CodeRM-8B: Unit Test Generation Model

CodeRM-8B is an 8 billion parameter model, fine-tuned from Llama3.1-8B-Instruct, with a 32,768 token context length. Its primary function is to generate high-quality Python unit tests, particularly for evaluating code solutions. The model was trained on a specialized dataset of 60,000 synthetic Python unit tests, which were generated using Llama3.1-70B-Instruct from established code instruction tuning datasets like CodeFeedback-Filtered-Instruction and TACO.

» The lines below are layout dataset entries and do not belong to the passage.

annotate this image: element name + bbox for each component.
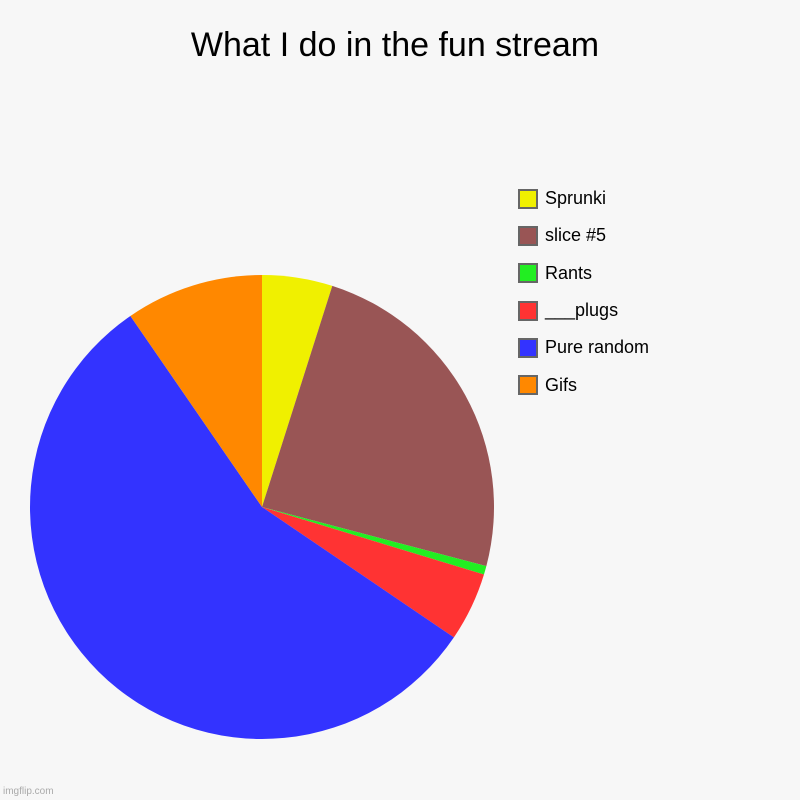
legend-item: Sprunki — [518, 180, 649, 217]
pie-slice-gifs — [130, 275, 262, 507]
legend-label: slice #5 — [545, 225, 607, 246]
legend-item: slice #5 — [518, 217, 649, 254]
legend-label: Pure random — [545, 337, 650, 358]
chart-title: What I do in the fun stream — [190, 26, 600, 64]
legend-swatch — [518, 337, 538, 358]
legend-item: ___plugs — [518, 292, 649, 329]
legend-label: Sprunki — [545, 188, 607, 209]
watermark: imgflip.com — [3, 786, 54, 797]
pie-slice-rants — [262, 507, 487, 575]
legend: Sprunki slice #5 Rants ___plugs Pure random G… — [518, 180, 649, 404]
legend-swatch — [518, 375, 538, 396]
legend-swatch — [518, 188, 538, 209]
pie-slice-sprunki — [262, 275, 333, 507]
legend-swatch — [518, 300, 538, 321]
legend-item: Gifs — [518, 366, 649, 403]
legend-label: Rants — [545, 262, 593, 283]
pie-slice-plugs — [262, 507, 484, 638]
legend-label: Gifs — [545, 374, 578, 395]
legend-item: Rants — [518, 255, 649, 292]
legend-swatch — [518, 225, 538, 246]
legend-swatch — [518, 263, 538, 284]
pie-slice-slice-5 — [262, 285, 494, 567]
legend-label: ___plugs — [545, 300, 619, 321]
pie-slice-pure-random — [29, 315, 454, 739]
legend-item: Pure random — [518, 329, 649, 366]
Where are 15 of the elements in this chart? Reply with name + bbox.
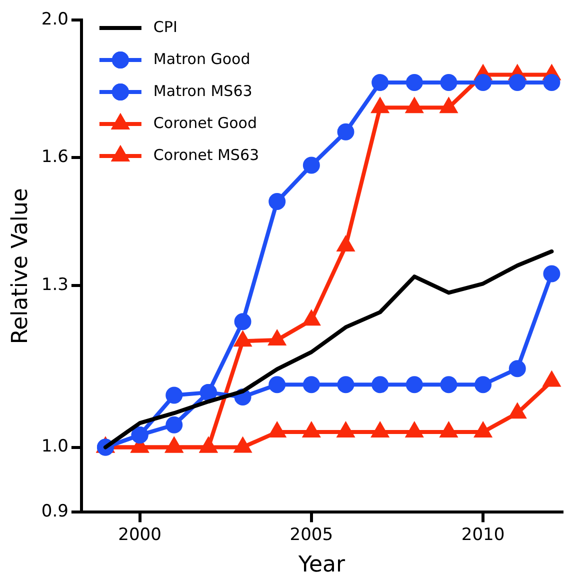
x-tick-label: 2000 — [118, 524, 162, 545]
y-tick-label: 0.9 — [41, 502, 68, 522]
legend-label: Coronet MS63 — [153, 146, 260, 164]
y-tick-label: 2.0 — [41, 9, 68, 30]
y-tick-label: 1.0 — [41, 436, 68, 457]
legend-label: Matron MS63 — [153, 82, 252, 100]
y-tick-label: 1.3 — [41, 274, 68, 295]
x-tick-label: 2010 — [461, 524, 505, 545]
legend-label: Coronet Good — [153, 114, 257, 132]
x-tick-label: 2005 — [290, 524, 334, 545]
y-tick-label: 1.6 — [41, 146, 68, 167]
legend-label: Matron Good — [153, 50, 250, 68]
x-axis-title: Year — [297, 552, 346, 578]
y-axis-title: Relative Value — [8, 188, 33, 344]
legend-label: CPI — [153, 18, 178, 36]
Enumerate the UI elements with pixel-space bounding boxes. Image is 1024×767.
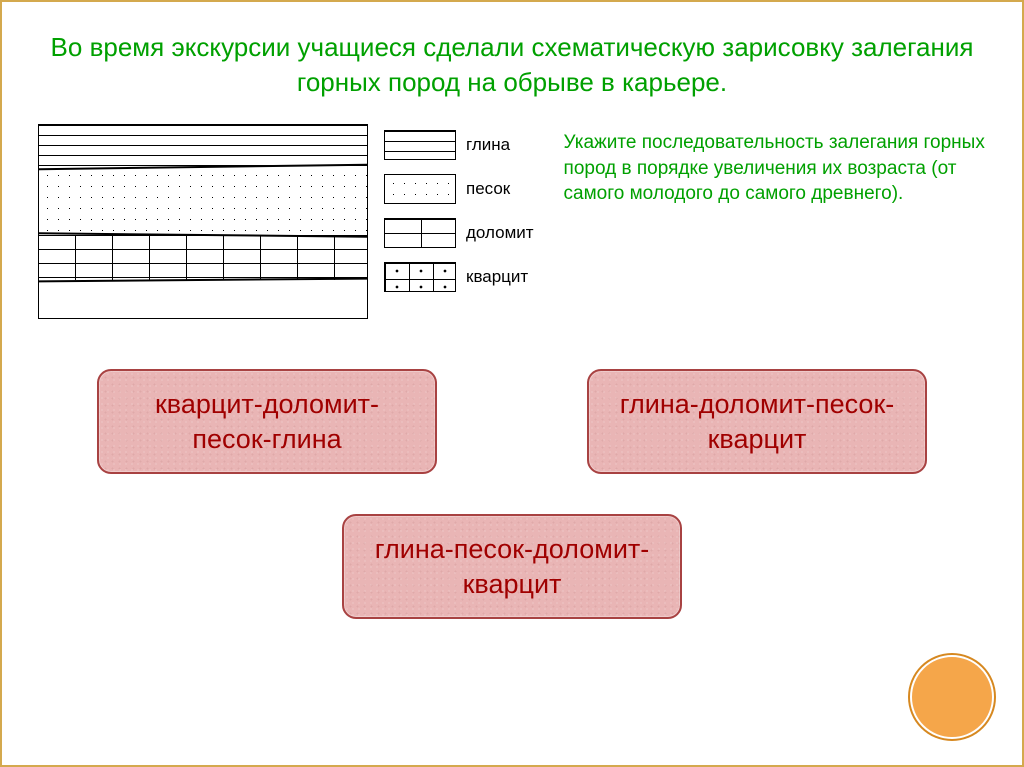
- answer-options: кварцит-доломит-песок-глина глина-доломи…: [38, 369, 986, 619]
- swatch-quartzite: [384, 262, 456, 292]
- answer-option-1[interactable]: кварцит-доломит-песок-глина: [97, 369, 437, 474]
- legend-label-clay: глина: [466, 135, 510, 155]
- legend-item-quartzite: кварцит: [384, 262, 534, 292]
- legend-label-dolomite: доломит: [466, 223, 534, 243]
- legend: глина песок доломит кварцит: [384, 124, 534, 292]
- content-row: глина песок доломит кварцит Укажите посл…: [38, 124, 986, 319]
- legend-label-sand: песок: [466, 179, 510, 199]
- diagram-with-legend: глина песок доломит кварцит: [38, 124, 534, 319]
- answer-option-2[interactable]: глина-доломит-песок-кварцит: [587, 369, 927, 474]
- strata-diagram: [38, 124, 368, 319]
- legend-item-sand: песок: [384, 174, 534, 204]
- layer-dolomite: [39, 235, 367, 280]
- answer-option-3[interactable]: глина-песок-доломит-кварцит: [342, 514, 682, 619]
- task-title: Во время экскурсии учащиеся сделали схем…: [38, 30, 986, 100]
- swatch-clay: [384, 130, 456, 160]
- layer-sand: [39, 167, 367, 235]
- legend-item-clay: глина: [384, 130, 534, 160]
- legend-label-quartzite: кварцит: [466, 267, 528, 287]
- swatch-sand: [384, 174, 456, 204]
- layer-clay: [39, 125, 367, 167]
- swatch-dolomite: [384, 218, 456, 248]
- question-text: Укажите последовательность залегания гор…: [564, 124, 986, 207]
- decorative-circle: [910, 655, 994, 739]
- legend-item-dolomite: доломит: [384, 218, 534, 248]
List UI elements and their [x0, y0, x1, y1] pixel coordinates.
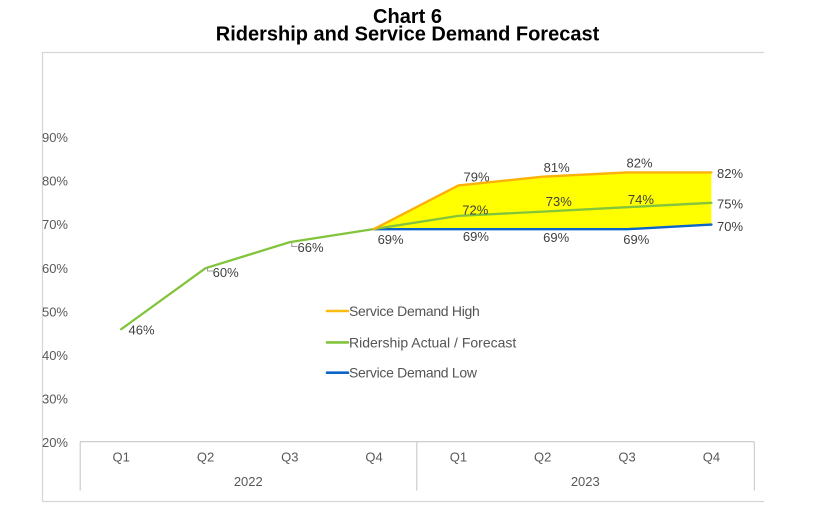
- svg-text:69%: 69%: [623, 232, 649, 247]
- svg-text:Q4: Q4: [365, 450, 382, 465]
- svg-text:80%: 80%: [42, 174, 68, 189]
- svg-text:60%: 60%: [213, 265, 239, 280]
- svg-text:Q1: Q1: [113, 450, 130, 465]
- svg-text:73%: 73%: [546, 194, 572, 209]
- svg-text:72%: 72%: [462, 203, 488, 218]
- svg-text:Q3: Q3: [618, 450, 635, 465]
- svg-text:Service Demand High: Service Demand High: [349, 303, 479, 319]
- svg-text:2022: 2022: [234, 474, 263, 489]
- svg-text:81%: 81%: [544, 160, 570, 175]
- svg-text:69%: 69%: [378, 232, 404, 247]
- svg-text:46%: 46%: [128, 323, 154, 338]
- svg-text:Ridership and Service Demand F: Ridership and Service Demand Forecast: [216, 24, 600, 46]
- svg-text:60%: 60%: [42, 261, 68, 276]
- svg-text:70%: 70%: [717, 219, 743, 234]
- svg-text:79%: 79%: [463, 170, 489, 185]
- svg-text:82%: 82%: [626, 156, 652, 171]
- svg-text:70%: 70%: [42, 217, 68, 232]
- svg-text:Service Demand Low: Service Demand Low: [349, 365, 478, 381]
- svg-text:40%: 40%: [42, 348, 68, 363]
- svg-text:2023: 2023: [571, 474, 600, 489]
- svg-text:50%: 50%: [42, 304, 68, 319]
- svg-text:Q3: Q3: [281, 450, 298, 465]
- svg-text:Q2: Q2: [534, 450, 551, 465]
- svg-text:Ridership Actual / Forecast: Ridership Actual / Forecast: [349, 334, 516, 350]
- svg-text:69%: 69%: [543, 230, 569, 245]
- svg-text:Chart 6: Chart 6: [373, 6, 442, 28]
- svg-text:74%: 74%: [628, 192, 654, 207]
- svg-text:Q4: Q4: [703, 450, 720, 465]
- svg-text:30%: 30%: [42, 391, 68, 406]
- svg-text:Q2: Q2: [197, 450, 214, 465]
- svg-text:75%: 75%: [717, 197, 743, 212]
- svg-text:20%: 20%: [42, 435, 68, 450]
- svg-text:66%: 66%: [297, 240, 323, 255]
- svg-text:90%: 90%: [42, 130, 68, 145]
- svg-text:82%: 82%: [717, 166, 743, 181]
- svg-text:Q1: Q1: [450, 450, 467, 465]
- svg-text:69%: 69%: [463, 229, 489, 244]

Key Capabilities & Performance

Efficient Unit Test Generation: CodeRM-8B is optimized for creating unittest library-based Python test cases for given code solutions.
Reward Modeling: It demonstrates strong performance in a best-of-N reward modeling setup, where it generates unit tests to select optimal code solutions. Despite its smaller size, CodeRM-8B achieves results comparable to Llama3.1-70B-Instruct across benchmarks like HumanEval Plus, MBPP Plus, and LiveCodeBench.
High-Quality Tests: Evaluations show that CodeRM-8B's generated unit tests exhibit high accuracy and F1 scores, with competitive False Acceptance Rates (FAR) and False Rejection Rates (FRR) when classifying correct and incorrect code solutions.

Use Cases

Automated Code Evaluation: Ideal for systems requiring automated generation of unit tests to validate code correctness.
Code Reward Modeling: Can be integrated into larger systems where unit tests act as a reward signal for selecting the best code solutions from multiple candidates.
Developer Tooling: Useful for developers needing assistance in quickly generating comprehensive unit tests for their Python functions.